Several international experts in digital preservation will be visiting Flinders’ Digital Heritage research group in June 2014. In Australia for the ‘Play It Again‘ project’s upcoming Born Digital and Cultural Heritage conference, to be held in Melbourne, 19-20 June, we will be making the most of their visits to Adelaide.
Dr Anne Laforet (ESADS, France) is visiting as a part of Melanie Swalwell‘s Future Fellowship project, thanks to support from her Faculty. Anne will deliver a public lecture in Adelaide on Mon 23rd June at the State Library of SA. She will also deliver a masterclass, and participate in a seminar on media arts history and preservation (dates TBA).
Anne is an expert in net.art preservation. She was commissioned by the French Ministry of Culture to conduct a study in this area in 2002, and worked from 2010 to 2012 on the European research project “Digital Art Conservation” (led by ZKM, Center for Art and Media in Karlsruhe, in Germany). For this project she developed preservation case studies for the Espace multimédia Gantner in Bourogne (France) while studying its collection, and co-directed the international symposium “Digital Art Conservation: Practical Approaches. Artists, Programmers, Theorists” for the Ecole supérieure des arts décoratifs de Strasbourg (ESADS, France) in 2011. Since 2011, Anne Laforet has been teaching at ESADS. She is currently part of the Locus Sonus audio art laboratory in Bourges and Aix-en-Provence (France). Since 2001, Anne has also worked as a freelance writer on digital art for print and online publications,including Poptronics.fr and Arte.
Another significant visitor is digital games preservationist Andreas Lange, of the Berlin Computerspiele Museum. Andreas is a PI on ‘Play It Again’ and will give a public lecture about his work on the 23rd June, at the State Library of SA.
Andreas Lange is director of the Computer Game Museum in Berlin. He studied Comparative Religions and Dramatics (M.A.) at Freie Universität Berlin. His 1994 graduation work, The Stories of Computer Games – Analysed as Myths, was one of the first academic works, in which computer games are treated as cultural artifacts.
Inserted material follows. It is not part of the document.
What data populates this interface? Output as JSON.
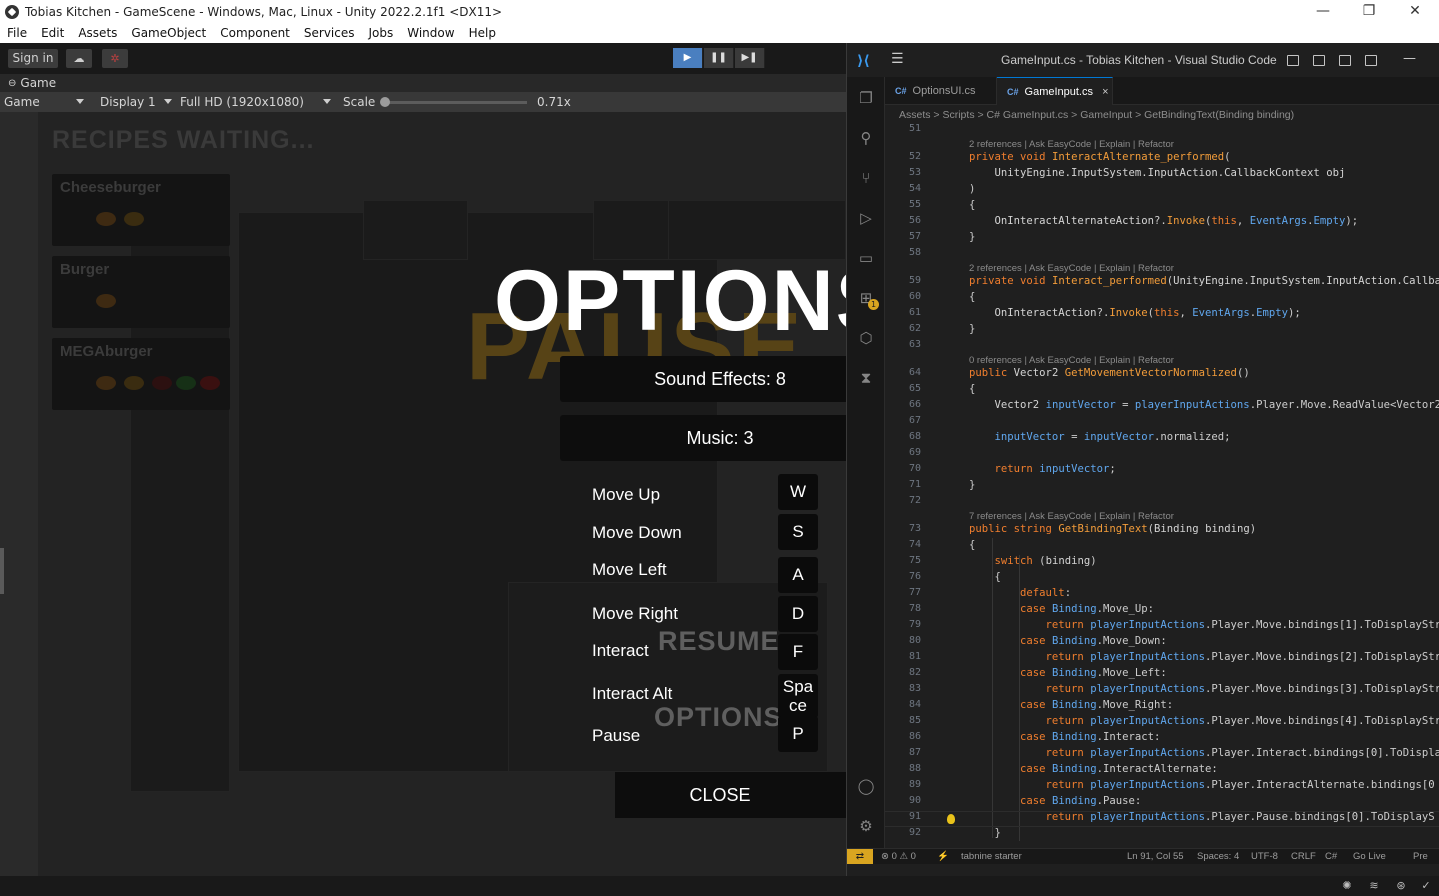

Since then, he works in the business of interactive digital entertainment culture as a curator, author, consultant, and expert, among others, for the German age-rating system USK. Since 1996, he is the director of the Computer Game Museum in Berlin, which opened in early 1997 as the world’s first permanent exhibition dedicated solely to interactive digital entertainment culture. On that basis, Lange lectures in academic and other contexts. He has held the positions as the museum’s project manager of the European research project KEEP and speaker of the SIG Emulation of the German competence network for digital preservation. Besides that, he is a member of the Academy of the German Game Developers, the jury of the German Games Award Lara, and the advisory council of the Deutsche Gamestage and the Stiftung Digitale Spielekultur. Lange is co-initator of EFGAMP (European Federation of Game Archives Museums and Preservation Projects).
Maria Garda is a Ph. D. Candidate in the School of Media and Audiovisual Culture at the University of Łódź, Poland. She is a video game researcher interested in the history of media, genre theory and digital media preservation.